Par un mémoire en défense, enregistré le 2 juin 2025, la préfète du Rhône conclut au rejet de la requête. Elle fait valoir que les moyens soulevés par M. C ne sont pas fondés.
Vu les autres pièces du dossier ;
Vu :
— la convention de sauvegarde des droits de l’homme et des libertés fondamentales ;
— le code de l’entrée et du séjour des étrangers et du droit d’asile ;
— le code de justice administrative.
La présidente du tribunal a délégué à Mme Marie Chapard les pouvoirs qui lui sont attribués en application de l’article L. 614-9 du code de l’entrée et du séjour des étrangers et du droit d’asile.
Les parties ont été régulièrement averties du jour de l’audience.
Au cours de l’audience publique du 2 juin 2025, Mme Marie Chapard a présenté son rapport et entendu les observations de Me Bouhalassa, pour M. C, absent, reprenant les conclusions de ses écritures, abandonnant le moyen tiré de l’incompétence du signataire de la décision attaquée et faisant notamment valoir que le requérant est en France depuis 7 mois où il travaille illégalement comme carrossier, qu’il a été blessé et hospitalisé après une dispute avec son ex-compagne dont il a quitté le domicile, que son comportement ne menace pas l’ordre public car sa récente garde à vue n’a donné lieu à aucune poursuite et qu’il n’a jamais fait l’objet de condamnations pénales, qu’il n’a pas fait l’objet d’une précédente mesure d’éloignement ce qui aurait dû conduire à lui accorder un délai de départ volontaire et rend l’interdiction de retour de 5 ans disproportionnée.
La préfète du Rhône n’étant ni présente, ni représentée.

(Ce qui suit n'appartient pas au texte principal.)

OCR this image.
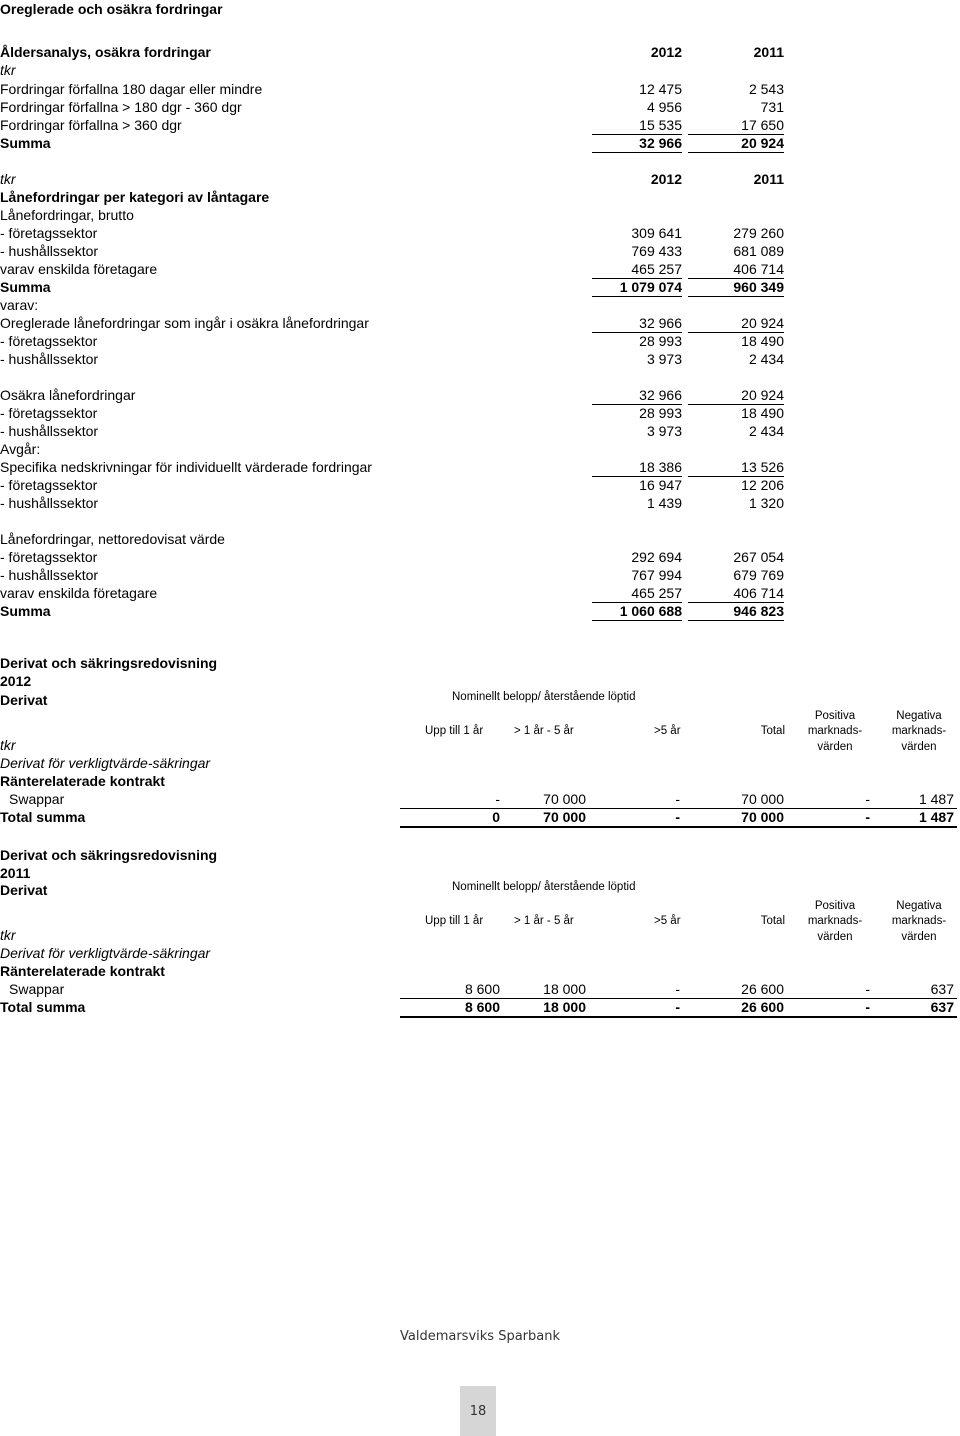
Oreglerade och osäkra fordringar
Åldersanalys, osäkra fordringar	2012	2011
tkr
Fordringar förfallna 180 dagar eller mindre	12 475	2 543
Fordringar förfallna > 180 dgr - 360 dgr	4 956	731
Fordringar förfallna > 360 dgr	15 535	17 650
Summa	32 966	20 924
tkr	2012	2011
Lånefordringar per kategori av låntagare
Lånefordringar, brutto
- företagssektor	309 641	279 260
- hushållssektor	769 433	681 089
varav enskilda företagare	465 257	406 714
Summa	1 079 074	960 349
varav:
Oreglerade lånefordringar som ingår i osäkra lånefordringar	32 966	20 924
- företagssektor	28 993	18 490
- hushållssektor	3 973	2 434
Osäkra lånefordringar	32 966	20 924
- företagssektor	28 993	18 490
- hushållssektor	3 973	2 434
Avgår:
Specifika nedskrivningar för individuellt värderade fordringar	18 386	13 526
- företagssektor	16 947	12 206
- hushållssektor	1 439	1 320
Lånefordringar, nettoredovisat värde
- företagssektor	292 694	267 054
- hushållssektor	767 994	679 769
varav enskilda företagare	465 257	406 714
Summa	1 060 688	946 823
Derivat och säkringsredovisning
2012
Derivat	Nominellt belopp/ återstående löptid
Positiva	Negativa
Upp till 1 år	> 1 år - 5 år	>5 år	Total	marknads-	marknads-
värden	värden
tkr
Derivat för verkligtvärde-säkringar
Ränterelaterade kontrakt
Swappar	-	70 000	-	70 000	-	1 487
Total summa	0	70 000	-	70 000	-	1 487
Derivat och säkringsredovisning
2011
Derivat	Nominellt belopp/ återstående löptid
Positiva	Negativa
Upp till 1 år	> 1 år - 5 år	>5 år	Total	marknads-	marknads-
värden	värden
tkr
Derivat för verkligtvärde-säkringar
Ränterelaterade kontrakt
Swappar	8 600	18 000	-	26 600	-	637
Total summa	8 600	18 000	-	26 600	-	637
Valdemarsviks Sparbank
18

La clôture de l’instruction a été prononcée à l’issue de l’audience.
Considérant ce qui suit :
1. M. C, ressortissant algérien né le 7 mars 1989, est entré en France il y a sept mois selon ses déclarations. Il a fait l’objet, le 25 mai 2025, d’une décision de la préfète du Rhône l’obligeant à quitter le territoire sans délai, fixant le pays de destination et prononçant à son encontre une interdiction de retour pendant une durée de cinq ans. M. C demande l’annulation de cette décision.
Sur l’aide juridictionnelle à titre provisoire :
2. Le premier alinéa de l’article 20 de la loi susvisée du 10 juillet 1991 dispose que « dans les cas d’urgence (), l’admission provisoire à l’aide juridictionnelle peut être prononcée () par la juridiction compétente () ». Aux termes de l’article 61 du décret susvisé du 28 décembre 2020 : « L’admission provisoire peut être accordée dans une situation d’urgence (). / L’admission provisoire est accordée par () le président de la juridiction saisie, soit sur une demande présentée sans forme par l’intéressé, soit d’office si celui-ci a présenté une demande d’aide juridictionnelle () sur laquelle il n’a pas encore été statué ».
3. Au cas particulier, eu égard à l’urgence qui s’attache à ce qu’il soit statué sur sa requête, il y a lieu d’admettre, à titre provisoire, M. C au bénéfice de l’aide juridictionnelle.
Sur les conclusions tendant à la production, par la préfète, du dossier de M. C :
4. L’affaire est en état d’être jugée, le principe du contradictoire a été respecté et l’ensemble des pièces de procédure ont été produites sur audience par l’administration. Il n’apparaît donc pas nécessaire, dans les circonstances de l’espèce, d’ordonner la communication de l’entier dossier qu’elle détient.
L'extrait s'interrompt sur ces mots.